Warning: This review discusses the plot, including the ending. Do not read on unless you’ve seen The End of History or have no intension of doing so.
When we think of the “end of history” – the title of Jack Thorne’s deceptive new play, we recall that period from the collapse of the Soviet Union in 1991 to September 11th 2001, when politics seemed to be on sabbatical. The battle of ideas – the clash between free market economics with its attendant individualism, and socialism had been won. The old left had been repurposed to fit the Thatcherite consensus, styled as “social democracy”, which to you and me means Conservativism with a few moderating, conscience placating bolt-ons.
Not for nothing does Thorne’s play begin on the cusp of New Labour’s landslide and end, head bowed, solemn, with the assembled Generation X-ers – the children of ‘60’s and ‘70’s radicals, washed out and alone. It’s a play about false consciousness – the naturalisation of militant individualism being played out to its logical, bittersweet conclusion.
As it begins, in 1997 natch, we have something like an extended episode of a Carla Lane sitcom – the funny but embarrassing old lefties agitating their whip-smart but unhappy kids.

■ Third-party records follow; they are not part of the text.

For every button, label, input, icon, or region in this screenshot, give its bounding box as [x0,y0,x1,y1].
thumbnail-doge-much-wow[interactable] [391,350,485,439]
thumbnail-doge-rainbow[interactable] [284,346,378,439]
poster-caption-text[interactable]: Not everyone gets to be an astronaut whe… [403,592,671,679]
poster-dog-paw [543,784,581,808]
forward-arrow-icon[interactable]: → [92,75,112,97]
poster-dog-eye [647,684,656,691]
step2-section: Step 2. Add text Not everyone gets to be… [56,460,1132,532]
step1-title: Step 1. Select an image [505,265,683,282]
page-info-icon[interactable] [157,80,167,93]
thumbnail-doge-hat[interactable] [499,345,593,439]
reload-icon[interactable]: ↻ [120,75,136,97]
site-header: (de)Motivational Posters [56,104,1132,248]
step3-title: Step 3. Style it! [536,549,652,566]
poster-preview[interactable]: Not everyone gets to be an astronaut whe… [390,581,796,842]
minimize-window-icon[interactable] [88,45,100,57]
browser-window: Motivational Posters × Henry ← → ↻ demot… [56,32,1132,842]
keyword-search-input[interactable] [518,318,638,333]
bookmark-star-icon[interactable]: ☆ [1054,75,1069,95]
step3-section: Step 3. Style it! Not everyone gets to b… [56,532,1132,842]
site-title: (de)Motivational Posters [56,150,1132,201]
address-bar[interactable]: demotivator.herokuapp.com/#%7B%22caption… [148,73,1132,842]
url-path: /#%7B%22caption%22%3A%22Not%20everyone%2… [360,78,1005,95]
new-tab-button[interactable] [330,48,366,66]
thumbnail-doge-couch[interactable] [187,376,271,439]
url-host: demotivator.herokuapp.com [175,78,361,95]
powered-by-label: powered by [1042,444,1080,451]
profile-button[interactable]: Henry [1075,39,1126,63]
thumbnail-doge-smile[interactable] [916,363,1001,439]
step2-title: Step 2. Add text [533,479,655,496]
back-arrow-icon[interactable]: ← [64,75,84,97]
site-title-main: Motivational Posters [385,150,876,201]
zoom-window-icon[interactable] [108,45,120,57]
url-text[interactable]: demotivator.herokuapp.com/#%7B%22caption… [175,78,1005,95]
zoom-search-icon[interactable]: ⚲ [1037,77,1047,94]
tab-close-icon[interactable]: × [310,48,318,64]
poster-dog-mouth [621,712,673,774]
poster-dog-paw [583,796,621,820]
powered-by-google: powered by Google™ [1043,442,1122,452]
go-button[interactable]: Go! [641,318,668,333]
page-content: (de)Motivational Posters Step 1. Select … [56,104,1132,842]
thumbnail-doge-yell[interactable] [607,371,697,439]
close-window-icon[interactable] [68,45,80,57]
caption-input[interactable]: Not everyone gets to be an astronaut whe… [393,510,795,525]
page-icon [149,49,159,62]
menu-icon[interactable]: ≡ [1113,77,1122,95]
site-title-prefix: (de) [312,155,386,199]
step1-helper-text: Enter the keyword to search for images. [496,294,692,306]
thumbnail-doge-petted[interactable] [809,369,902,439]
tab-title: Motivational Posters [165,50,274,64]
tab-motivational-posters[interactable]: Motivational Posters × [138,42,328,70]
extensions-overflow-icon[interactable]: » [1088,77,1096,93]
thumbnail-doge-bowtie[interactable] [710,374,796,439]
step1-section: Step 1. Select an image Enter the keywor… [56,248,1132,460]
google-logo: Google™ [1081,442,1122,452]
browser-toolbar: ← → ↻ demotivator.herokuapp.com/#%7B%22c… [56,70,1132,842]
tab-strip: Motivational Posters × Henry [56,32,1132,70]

There’s a lot of warmth in the room and plenty of penetrating wit, but also tangible regret and frustration that the dysfunctional brood has no purpose and therefore no drive.
They’re the limits to a market-driven consciousness personified. The tragedy, for those in the audience mindful of where the country’s heading and the misery to come, is Sal and David’s failure to pass on a political inheritance – a conceit later literalised with a decision not to share the baby boomer material spoils that have replaced activism as binding obsessions in the minds of their wayward offspring.
The End of History has a nuanced but defined political underpinning. It’s an allegory that links the death of Blairite optimism and the re-emergence, or rather entrenchment, of Thatcherism to the death of the family. Every generation has to fight the same battles, said Tony Benn, but Sal and David’s kids have bought the lie that the battle was fought and won some time ago and they’re on the winning side. This ignorance of the past – which Thorne moves from the abstract to the real in David’s eulogy for his wife – the monologue that closes the play – in which the kids learn new details of their mother’s political journey, costs them.
Carl marries aspirational wealth in the form of “posh girlfriend” Harriet, only to see the initial naivety that characterises the relationship (and her) transmogrify into hardened, embittered disappointment and the loss of his own family. The values Harriet represents see her become confident, cold and demanding as the play progresses. Cambridge graduate Polly pays the price for literally getting into bed with mercenary, selfish lawyers – a failure to forge a good relationship of her own. Instead she plays second fiddle to someone’s wife, eventually becoming a seedy lust object for an unseen early dick pic merchant. Tom – a feckless and hedonistic teen, grows up to be a miserable, lonely, rootless adult. When he learns he’s not inheriting the family estate he hasn’t earnt and didn’t pay for, he attempts suicide.
The death of the mother, twenty years on from Blair’s victory, and 2 years into Corbynism – though the play suggests parental sympathies remain with the pragmatists (Jess Phillips), prompts a recalibration of values and reflection on the failed family by the desolate offspring.
The end allows for retrospective reappraisal of the story, and contrasts the dead mother’s principled youth and family orientated adulthood with her Blairite kids. Many older audience members will see themselves in the idealists and, tragically, many younger patrons will relate to the washed out Generation X-ers. Thorn’s play manages to prompt that reflection without being overly didactic – content, like the Quaker-inspired draft eulogy he ends on, to let the lives of the characters speak for themselves.